Via de Aarschotstraat bereikte Thomas de Mechelsesteenweg. Toen hij wilde oversteken, sprongen de verkeerslichten op rood. Hij bleef nogal onverwacht staan. Iemand liep tegen hem aan in de rug. In een reflex draaide Thomas zich om, de vuisten gebald, gereed om toe te slaan. Een wat oudere man deinsde geschrokken achteruit. ‘Sorry, hoor.’

Thomas haalde de schouders op en keek voor zich. Toen het groen werd, liep hij voort, zonder zich te verontschuldigen.

De zwakkeling van weleer was ver te zoeken. Negen weken gevangenis gaat je niet in je koude kleren zitten. Niet het minst als je er alleen voorstaat. Hij had geen familie en – dat wist hij nu ook – geen vrienden. Toen hij de eerste weken in zijn zoektocht naar hulp iemand probeerde te bellen, gaf niemand thuis. Geen mens die een vinger had uitgestoken om hem te helpen.

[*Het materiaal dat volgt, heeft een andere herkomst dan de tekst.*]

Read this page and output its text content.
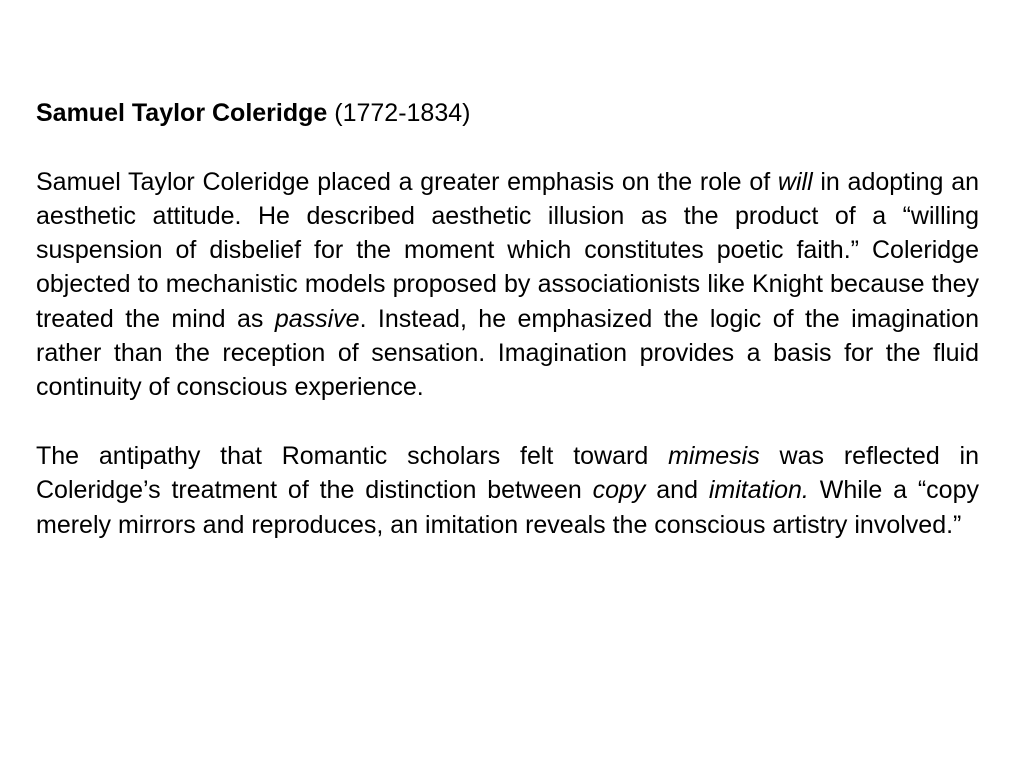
Samuel Taylor Coleridge (1772-1834)

Samuel Taylor Coleridge placed a greater emphasis on the role of will in adopting an aesthetic attitude. He described aesthetic illusion as the product of a “willing suspension of disbelief for the moment which constitutes poetic faith.” Coleridge objected to mechanistic models proposed by associationists like Knight because they treated the mind as passive. Instead, he emphasized the logic of the imagination rather than the reception of sensation. Imagination provides a basis for the fluid continuity of conscious experience.

The antipathy that Romantic scholars felt toward mimesis was reflected in Coleridge’s treatment of the distinction between copy and imitation. While a “copy merely mirrors and reproduces, an imitation reveals the conscious artistry involved.”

Ho, wacht even. En Sergej dan? Had die niet zijn Oekraiense bondgenoten ingezet om hem uit het moeras te helpen? ‘Waarom doe je dit voor mij?’ had hij hem eens gevraagd midden in een spelletje schaak. ‘Alleen maar omdat ik op je zoon lijk?’

Sergej pakte zijn toren tussen duim en wijsvinger en bewoog hem door de lucht over het bord. ‘Niemand krijgt in dit leven een aflaat voor niks, Thomas. Misschien doe ik het alleen maar om vergeving van mijn vele zonden te krijgen.’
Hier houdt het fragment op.